Monday, 28 November 2011
28/11/11 Motor Pikin'
Talking of things meteorological, It's far too windy to even consider taking the boat out, and the timing and size of the tide this morning were far from ideal for an Arun pike session. I chose instead to get some use out of my Police ticket(much appreciated Dave), and try the semi -tidal stretch of the Adur.
Michael Kernan has inspired me with fantastic news of a lifetime best forty two inch river pike taken only last week, and in typical M.K fashion..........on an artificial. Winter 'proper', has still not really arrived so, reasoning that it was warm enough for the pike to 'chase something' I'd give lures a go for a change. I also didn't have the time, energy, and motivation to lug pike bait gear and all it's associated paraphernalia to the river bank, so decided instead to strap my battered, and recently repaired 'E.T sneaker ' four-piece spinning rod to my motor bike, and indulge in both my 'passions' in one hit.
Whilst Muck boots are certainly very capable items of equipment for the modern day winter piker being the warmest, and most comfortable 'walking' wellie I've yet to encounter, they are not entirely suitable for negotiating a six speed foot change, however I managed arrive at Nick's farm in double quick time without missing too many cogs. On the coast the weather was still quite mild(Andy's still catching mullet!), but crossing the downs brought a sharp drop in air temperature with four degrees showing on the bike's thermometer.
The river was clear, but still relatively choked with weed and certainly no place for a treble hook, so I chose to go with a trusty collection of Manns six inchers (probably the finest 'shad' known to mankind) and a couple of 1oz spinnerbaits. Both lures have one single hook, are virtually 'weed less', and can be worked at a snail's pace if needs be. In reality they were the only lures I'd brought with me.
I worked the river from the penstock at Nick's, down to the tidal barrier alternating the lures at every stop, and covering most of the water although the stretch above the bridge was , in places, totally blocked by weed and considerably shallower than I remember.
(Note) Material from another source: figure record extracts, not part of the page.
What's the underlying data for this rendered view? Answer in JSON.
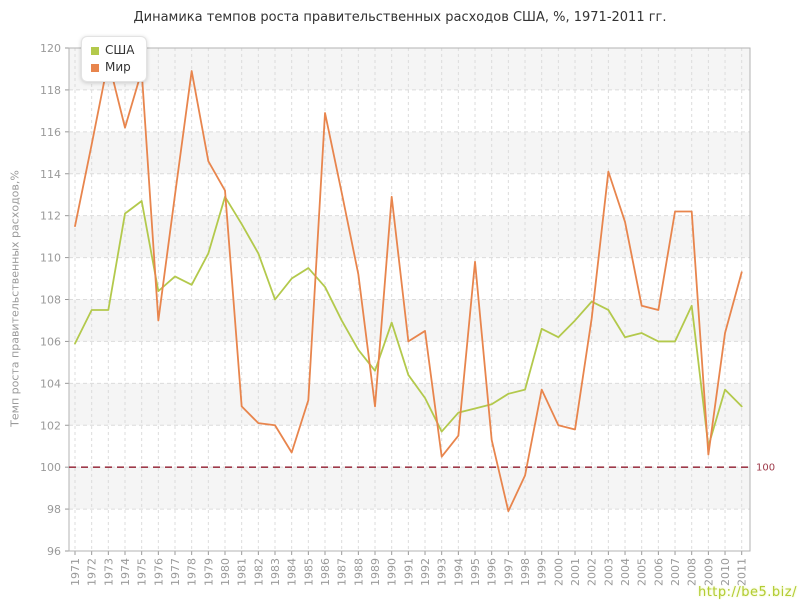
{
  "title": "Динамика темпов роста правительственных расходов США, %, 1971-2011 гг.",
  "watermark": "http://be5.biz/",
  "chart_data": {
    "type": "line",
    "title": "Динамика темпов роста правительственных расходов США, %, 1971-2011 гг.",
    "xlabel": "",
    "ylabel": "Темп роста правительственных расходов,%",
    "ylim": [
      96,
      120
    ],
    "ytick_step": 2,
    "grid": true,
    "legend_position": "top-left",
    "x": [
      1971,
      1972,
      1973,
      1974,
      1975,
      1976,
      1977,
      1978,
      1979,
      1980,
      1981,
      1982,
      1983,
      1984,
      1985,
      1986,
      1987,
      1988,
      1989,
      1990,
      1991,
      1992,
      1993,
      1994,
      1995,
      1996,
      1997,
      1998,
      1999,
      2000,
      2001,
      2002,
      2003,
      2004,
      2005,
      2006,
      2007,
      2008,
      2009,
      2010,
      2011
    ],
    "series": [
      {
        "name": "США",
        "color": "#b3c94c",
        "values": [
          105.9,
          107.5,
          107.5,
          112.1,
          112.7,
          108.4,
          109.1,
          108.7,
          110.2,
          112.9,
          111.6,
          110.2,
          108.0,
          109.0,
          109.5,
          108.6,
          107.0,
          105.6,
          104.6,
          106.9,
          104.4,
          103.3,
          101.7,
          102.6,
          102.8,
          103.0,
          103.5,
          103.7,
          106.6,
          106.2,
          107.0,
          107.9,
          107.5,
          106.2,
          106.4,
          106.0,
          106.0,
          107.7,
          101.0,
          103.7,
          102.9
        ]
      },
      {
        "name": "Мир",
        "color": "#e8854d",
        "values": [
          111.5,
          115.4,
          119.4,
          116.2,
          118.9,
          107.0,
          113.0,
          118.9,
          114.6,
          113.2,
          102.9,
          102.1,
          102.0,
          100.7,
          103.2,
          116.9,
          113.1,
          109.2,
          102.9,
          112.9,
          106.0,
          106.5,
          100.5,
          101.5,
          109.8,
          101.3,
          97.9,
          99.6,
          103.7,
          102.0,
          101.8,
          107.1,
          114.1,
          111.7,
          107.7,
          107.5,
          112.2,
          112.2,
          100.6,
          106.4,
          109.3
        ]
      }
    ],
    "reference_line": {
      "y": 100,
      "label": "100",
      "color": "#9e3a4a"
    },
    "colors": {
      "gridline": "#dcdcdc",
      "frame": "#b3b3b3",
      "band": "#f5f5f5",
      "tick_text": "#9a9a9a"
    }
  }
}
The structure of the upper penstock has changed in recent years and this may have affected the geography of the stretch. I've caught some very big early autumn pike from here in the past but in a much clearer river, and suspected that there may have been pike lurking in the vegetation. If they were, they didn't take any notice of my offerings.
Below the bridge the river opened out a bit, and I started to get some interest in the lemon shad from a couple of jacks whose eyes were bigger than their tummy, until eventually a good hit resulted in a positive hook up , and this nice looking pike, only ounces short of a 'double' ensured that the landing net went home with a 'fishy ' smell. Interestingly, there were already leaches present on her body which, according to pike fishing lore, does indicate some possible inactivity, although I'm not entirely convinced by this.
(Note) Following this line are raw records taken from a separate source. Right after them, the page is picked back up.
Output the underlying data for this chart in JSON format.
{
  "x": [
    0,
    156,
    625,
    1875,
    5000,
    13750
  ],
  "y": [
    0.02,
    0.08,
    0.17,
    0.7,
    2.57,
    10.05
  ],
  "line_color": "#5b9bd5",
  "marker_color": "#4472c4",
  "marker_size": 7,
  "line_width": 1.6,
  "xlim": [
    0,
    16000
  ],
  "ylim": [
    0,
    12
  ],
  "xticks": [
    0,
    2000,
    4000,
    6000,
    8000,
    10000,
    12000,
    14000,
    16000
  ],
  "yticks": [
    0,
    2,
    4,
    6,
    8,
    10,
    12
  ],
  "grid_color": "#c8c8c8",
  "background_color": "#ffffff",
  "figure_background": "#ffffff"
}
The barrier held back the tide just long enough for my liking and, once breached, the water quickly clouded up bringing with it huge rafts of debris but, by then I'd had enough anyway and called it a day.
It was pleasant to spend a couple of hours fishing with lures but I don't think it could ever completely displace bait fishing methods for me where river pike are concerned. I actually quite enjoy contemplating a couple of ' marker buoys' on a cold winter's day, whilst consuming endless mugs of steaming tea and Dave's legendary sausage butties, and there's no doubting that 'the take' on a pike float is very entertaining fishing indeed. However, lures are certainly far more convenient, especially when fishing time is limited, and there's no doubting their effectiveness on our 'tidals' in favourable conditions, as Michael had indeed proved. As the winter progresses and the conditions become more difficult, the pike in turn become increasingly difficult to 'move' and it's then that I'm more confident with bait on the hooks, presented statically, albeit with a 'roving' approach.
Whatever the case, to enjoy any level of success with river pike, it's useful to have both approaches in the armoury, as each have their day.
The ride home took me past a very attractive tributary which enters the river just upstream of where I was fishing today and , Is available on the same ticket. I'd intended to stop and take a look anyway, and was quite impressed by what I saw.Much larger than expected it's a 'must do' for the future especially as Jan has some rather impressive 'night crawlers' available on her vegetable patch, and the little stream looks 'perchy' in a 'chubby' sort of way.